The kimchi spinach quesadilla roll came next in a well-presented fashion, with spinach garnish and some sesame seeds to finish it off. This dish was ordered vegetarian-style, and with the absence of meat, I had hoped there would be some sort of compensation, like more vegetables, but it looked as if they had just scooped out the meat from the original dish. Some pieces seemed hollow and it was overall incomplete. Now, I am not a vegetarian, but if I were, I would reconsider whether this would be worth my money. Luckily, as opposed to the fried rice, the kimchi in this dish was surprisingly good. It had been properly seasoned and soaked in the flavoring, authentic to the Korean-American standard and offering a huge plus to this dish.

The chimichanga was seemingly their most famous dish, and definitely with good reason. The burrito was huge and wrapped in something with the texture of fried wonton wrappers. This gave it a delicious new spin on the Mexican classic. The chimichanga was ordered with short rib filling, which were surprisingly very tasty and quite similar in flavor to Korean restaurant short ribs. The burrito itself was cut into four pieces and it had sauces drizzled on top that added much to its already bountiful amount of flavor. This was a burrito deserving of its fame. 

The sampler platter looked minuscule — there was a whole lot of cheese quesadilla, but very little of the other two foods in the platter. The quesadilla was standard and did not hold anything truly spectacular, but the mushroom poppers and jalapeno bombs were quite magnificent. These two food items were much different from the ones you find at other restaurants, because most poppers are merely something stuffed with cream cheese and then deep-fried. However, the mushroom poppers and the jalapeno bombs were both made with crab along with cream cheese. They were deep fried to perfection and were possibly some of the best poppers and bombs I have tasted. I wouldn’t exactly call putting crab into a well-known American appetizer as “Asian fusion,” but it was nonetheless a good idea and proved to my taste buds that this should be the only way poppers and bombs should be made.

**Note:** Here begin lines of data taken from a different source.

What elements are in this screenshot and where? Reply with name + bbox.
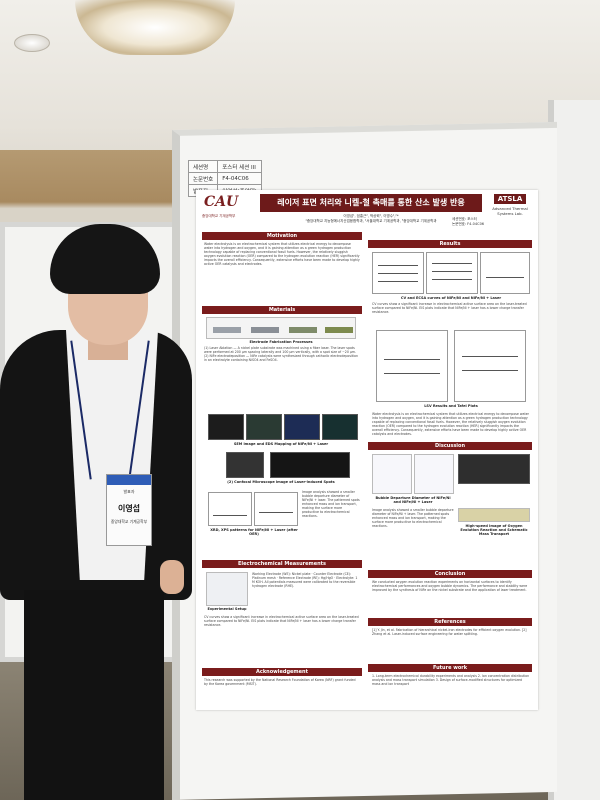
badge-role: 발표자 <box>123 489 135 494</box>
cv-ecsa-caption: CV and ECSA curves of NiFe/Ni and NiFe/N… <box>400 296 502 300</box>
sem-edx-caption: SEM image and EDS Mapping of NiFe/Ni + L… <box>233 442 329 446</box>
bubble-histogram <box>372 454 412 494</box>
section-discussion-header: Discussion <box>368 442 532 450</box>
lab-logo: ATSLA Advanced Thermal Systems Lab. <box>486 194 534 224</box>
tafel-plot <box>454 330 526 402</box>
mass-transport-schematic <box>458 508 530 522</box>
motivation-text: Water electrolysis is an electrochemical… <box>204 242 360 266</box>
results-text: CV curves show a significant increase in… <box>372 302 527 314</box>
cv-plot <box>372 252 424 294</box>
badge-stripe <box>107 475 151 485</box>
name-badge: 발표자 이영섭 중앙대학교 기계공학부 <box>106 474 152 546</box>
research-poster: CAU 중앙대학교 기계공학부 레이저 표면 처리와 니켈-철 촉매를 통한 산… <box>196 190 538 710</box>
section-conclusion-header: Conclusion <box>368 570 532 578</box>
university-logo-mark: CAU <box>204 194 239 210</box>
materials-text: (1) Laser Ablation — A nickel plate subs… <box>204 346 358 362</box>
section-results-header: Results <box>368 240 532 248</box>
university-logo: CAU 중앙대학교 기계공학부 <box>202 194 258 224</box>
lab-logo-mark: ATSLA <box>494 194 526 204</box>
board-info-value: F4-04C06 <box>217 172 262 185</box>
setup-caption: Experimental Setup <box>207 607 247 611</box>
board-info-row: 논문번호 F4-04C06 <box>187 172 262 185</box>
board-info-row: 세션명 포스터 세션 III <box>187 160 262 173</box>
fabrication-figure <box>206 317 356 339</box>
setup-figure <box>206 572 248 606</box>
cv-plot <box>426 252 478 294</box>
xrd-caption: XRD, XPS patterns for NiFe/Ni + Laser (a… <box>210 528 298 536</box>
section-motivation-header: Motivation <box>202 232 362 240</box>
conclusion-text: We conducted oxygen evolution reaction e… <box>372 580 528 592</box>
figure-step <box>251 327 279 333</box>
lsv-caption: LSV Results and Tafel Plots <box>424 404 478 408</box>
cross-section-image <box>270 452 350 478</box>
sem-image <box>208 414 244 440</box>
bubble-diagram-caption: Bubble Departure Diameter of NiFe/Ni and… <box>375 496 451 504</box>
lsv-text: Water electrolysis is an electrochemical… <box>372 412 529 436</box>
fabrication-caption: Electrode Fabrication Processes <box>249 340 313 344</box>
poster-header: CAU 중앙대학교 기계공학부 레이저 표면 처리와 니켈-철 촉매를 통한 산… <box>196 190 538 228</box>
board-info-key: 세션명 <box>187 160 219 173</box>
sem-image <box>246 414 282 440</box>
confocal-image <box>226 452 264 478</box>
xps-description: Image analysis showed a smaller bubble d… <box>302 490 360 518</box>
discussion-text: Image analysis showed a smaller bubble d… <box>372 508 454 528</box>
session-info: 세션번호: 포스터 논문번호: F4-04C06 <box>452 217 484 226</box>
ceiling-light <box>14 34 50 52</box>
badge-name: 이영섭 <box>117 504 141 513</box>
references-text: [1] Y. Jin, et al. Fabrication of hierar… <box>372 628 527 636</box>
high-speed-image <box>458 454 530 484</box>
section-acknowledgement-header: Acknowledgement <box>202 668 362 676</box>
acknowledgement-text: This research was supported by the Natio… <box>204 678 356 686</box>
paper-number: 논문번호: F4-04C06 <box>452 221 485 226</box>
chandelier <box>75 0 235 55</box>
section-materials-header: Materials <box>202 306 362 314</box>
xps-plot <box>254 492 298 526</box>
lsv-plot <box>376 330 448 402</box>
board-info-key: 논문번호 <box>187 172 219 185</box>
figure-step <box>325 327 353 333</box>
person-hand <box>160 560 184 594</box>
poster-authors: 이영섭¹, 엄홍근², 박상혁¹, 이명수¹,²* ¹중앙대학교 지능형에너지산… <box>260 214 482 224</box>
figure-step <box>213 327 241 333</box>
session-number: 세션번호: 포스터 <box>452 217 477 221</box>
ecsa-plot <box>480 252 530 294</box>
author-affiliations: ¹중앙대학교 지능형에너지산업융합학과, ²서울대학교 기계공학과, ³중앙대학… <box>305 219 437 223</box>
cross-section-caption: (2) Confocal Microscope image of Laser-i… <box>227 480 335 484</box>
badge-affiliation: 중앙대학교 기계공학부 <box>110 519 148 524</box>
electrochem-list: Working Electrode (WE): Nickel plate · C… <box>252 572 358 588</box>
poster-title: 레이저 표면 처리와 니켈-철 촉매를 통한 산소 발생 반응 <box>260 194 482 212</box>
xrd-plot <box>208 492 252 526</box>
section-future-work-header: Future work <box>368 664 532 672</box>
eds-map <box>322 414 358 440</box>
future-work-text: 1. Long-term electrochemical durability … <box>372 674 530 686</box>
highspeed-caption: High-speed image of Oxygen Evolution Rea… <box>460 524 528 536</box>
section-references-header: References <box>368 618 532 626</box>
board-info-value: 포스터 세션 III <box>217 160 262 173</box>
section-electrochem-header: Electrochemical Measurements <box>202 560 362 568</box>
person-pants <box>24 590 164 800</box>
lab-name: Advanced Thermal Systems Lab. <box>492 206 528 216</box>
electrochem-text: CV curves show a significant increase in… <box>204 615 359 627</box>
bubble-histogram <box>414 454 454 494</box>
author-names: 이영섭¹, 엄홍근², 박상혁¹, 이명수¹,²* <box>343 214 399 218</box>
person-hair <box>50 224 160 294</box>
eds-map <box>284 414 320 440</box>
university-logo-text: 중앙대학교 기계공학부 <box>202 214 236 218</box>
figure-step <box>289 327 317 333</box>
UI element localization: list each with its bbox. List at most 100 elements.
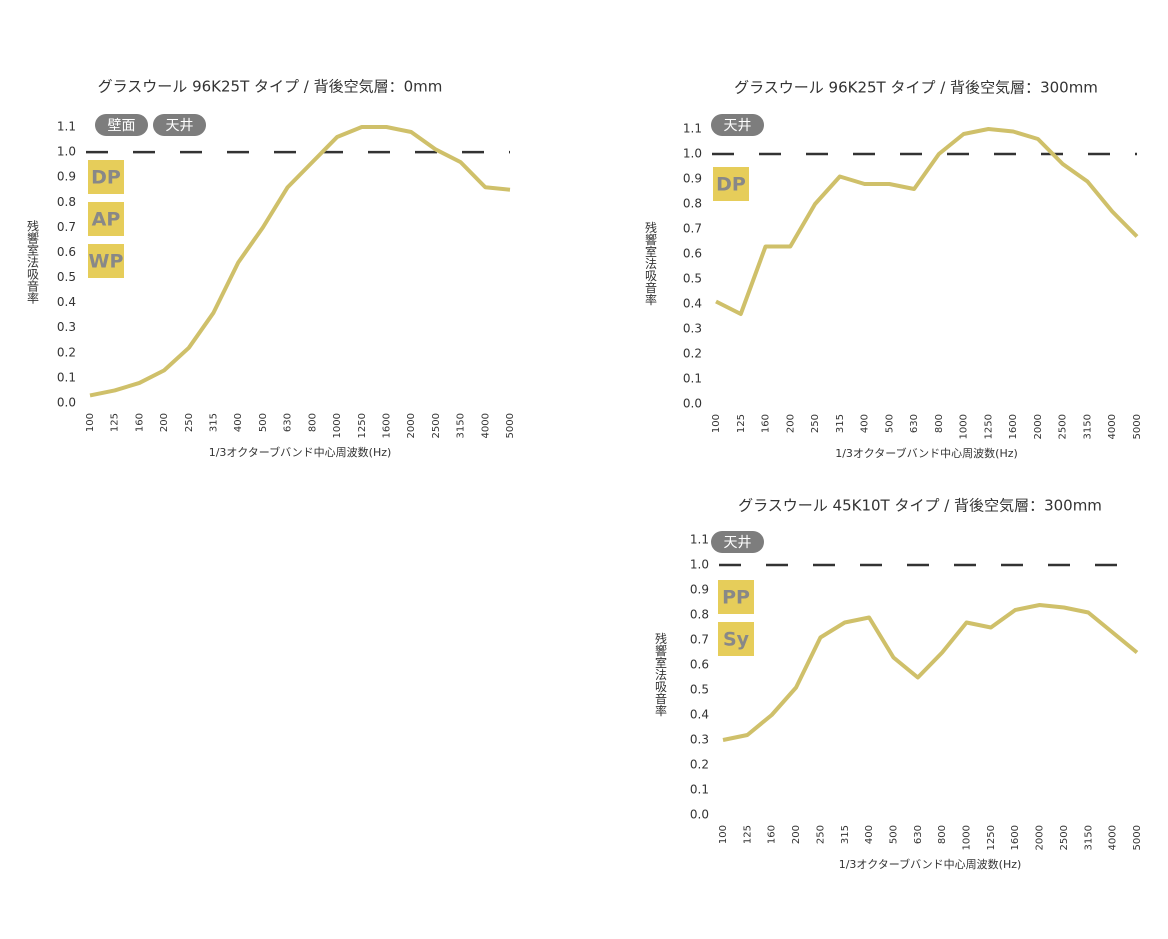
y-tick-label: 0.2 [690,758,709,772]
y-tick-label: 0.1 [683,372,702,386]
x-axis-label: 1/3オクターブバンド中心周波数(Hz) [839,857,1022,871]
x-tick-label: 630 [909,414,920,433]
x-tick-label: 500 [258,413,269,432]
badge-box [718,580,754,614]
x-tick-label: 800 [937,825,948,844]
badge-box [88,244,124,278]
y-tick-label: 0.9 [683,172,702,186]
y-axis-label: 残響室法吸音率 [654,632,668,716]
x-tick-label: 315 [835,414,846,433]
x-tick-label: 125 [110,413,121,432]
x-tick-label: 5000 [1132,825,1143,850]
x-tick-label: 2000 [1035,825,1046,850]
data-line [722,603,1139,742]
y-tick-label: 0.8 [683,197,702,211]
tag-pill [711,114,764,136]
x-tick-label: 315 [209,413,220,432]
y-tick-label: 1.0 [57,145,76,159]
x-tick-label: 5000 [1132,414,1143,439]
y-tick-label: 0.3 [683,322,702,336]
x-tick-label: 2500 [1059,825,1070,850]
x-tick-label: 2500 [1058,414,1069,439]
badge-label: PP [722,587,750,609]
y-tick-label: 0.5 [57,270,76,284]
badge-label: DP [91,167,121,189]
tag-label: 天井 [724,535,752,551]
x-tick-label: 400 [233,413,244,432]
x-tick-label: 315 [840,825,851,844]
x-axis-label: 1/3オクターブバンド中心周波数(Hz) [209,445,392,459]
x-tick-label: 1250 [357,413,368,438]
x-tick-label: 3150 [456,413,467,438]
x-tick-label: 2000 [1033,414,1044,439]
y-tick-label: 1.1 [683,122,702,136]
x-tick-label: 3150 [1083,825,1094,850]
x-tick-label: 250 [184,413,195,432]
badge-label: WP [89,251,124,273]
badge-box [713,167,749,201]
y-tick-label: 0.6 [690,658,709,672]
x-tick-label: 200 [785,414,796,433]
x-tick-label: 4000 [480,413,491,438]
x-tick-label: 125 [736,414,747,433]
x-tick-label: 1600 [381,413,392,438]
y-tick-label: 1.0 [683,147,702,161]
y-tick-label: 0.8 [690,608,709,622]
x-tick-label: 400 [860,414,871,433]
x-tick-label: 125 [742,825,753,844]
y-tick-label: 1.1 [57,120,76,134]
x-tick-label: 4000 [1107,414,1118,439]
badge-box [718,622,754,656]
y-tick-label: 0.6 [683,247,702,261]
x-tick-label: 200 [791,825,802,844]
tag-label: 天井 [724,118,752,134]
x-tick-label: 1000 [959,414,970,439]
x-tick-label: 3150 [1082,414,1093,439]
x-tick-label: 100 [718,825,729,844]
x-tick-label: 500 [884,414,895,433]
badge-box [88,160,124,194]
x-tick-label: 1250 [986,825,997,850]
x-tick-label: 1250 [983,414,994,439]
x-tick-label: 100 [85,413,96,432]
x-tick-label: 2000 [406,413,417,438]
badge-label: DP [716,174,746,196]
x-tick-label: 250 [810,414,821,433]
data-line [715,127,1139,316]
x-axis-label: 1/3オクターブバンド中心周波数(Hz) [835,446,1018,460]
y-tick-label: 1.0 [690,558,709,572]
badge-box [88,202,124,236]
x-tick-label: 800 [307,413,318,432]
x-tick-label: 800 [934,414,945,433]
x-tick-label: 250 [815,825,826,844]
y-tick-label: 0.1 [690,783,709,797]
y-tick-label: 0.9 [57,170,76,184]
y-axis-label: 残響室法吸音率 [644,221,658,305]
x-tick-label: 160 [767,825,778,844]
x-tick-label: 1000 [332,413,343,438]
x-tick-label: 500 [888,825,899,844]
y-tick-label: 0.3 [690,733,709,747]
x-tick-label: 160 [761,414,772,433]
y-tick-label: 0.7 [57,220,76,234]
x-tick-label: 630 [913,825,924,844]
x-tick-label: 200 [159,413,170,432]
y-tick-label: 0.7 [690,633,709,647]
data-line [89,125,511,398]
x-tick-label: 1600 [1008,414,1019,439]
x-tick-label: 1000 [962,825,973,850]
y-tick-label: 0.7 [683,222,702,236]
y-tick-label: 0.0 [683,397,702,411]
x-tick-label: 1600 [1010,825,1021,850]
badge-label: AP [92,209,121,231]
y-axis-label: 残響室法吸音率 [26,220,40,304]
y-tick-label: 0.2 [57,345,76,359]
y-tick-label: 0.0 [690,808,709,822]
y-tick-label: 1.1 [690,533,709,547]
y-tick-label: 0.4 [690,708,709,722]
x-tick-label: 2500 [431,413,442,438]
y-tick-label: 0.0 [57,396,76,410]
y-tick-label: 0.5 [690,683,709,697]
y-tick-label: 0.5 [683,272,702,286]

And now for the Korean barbecue tacos! When the waiter brought the tacos to my table, they did not look much different from a standard carne asada taco you could get at any taco shop. I ordered them with short ribs and that proved to be its selling point. With the first bite, you can tell that they are something different. They weren’t just normal tacos, they were truly “Asian fusion.” The tacos had fresh cuts of lettuce that covered up the mass of short rib meat and were all contained by two tortillas. The result: the best tacos I have had in a very long while, and I am from Southern California! These tacos delivered what they promised and did not disappoint at all due to the flavor and the authenticity.

This restaurant has a funky feeling of a taco shop trying to be Asian, but the food needs to be tasted before hasty judgments are made. This place has a really interesting mash-up of Mexican diner and Korean-style seating that really shows how much of a fusion this place is. This is a great place to grab a quick meal or a good long lunch or dinner, but if you are looking for a late night-snack, this place closes at nine, unfortunately. I suggest coming with a group of friends and those who like Korean and Mexican food. They won’t be disappointed.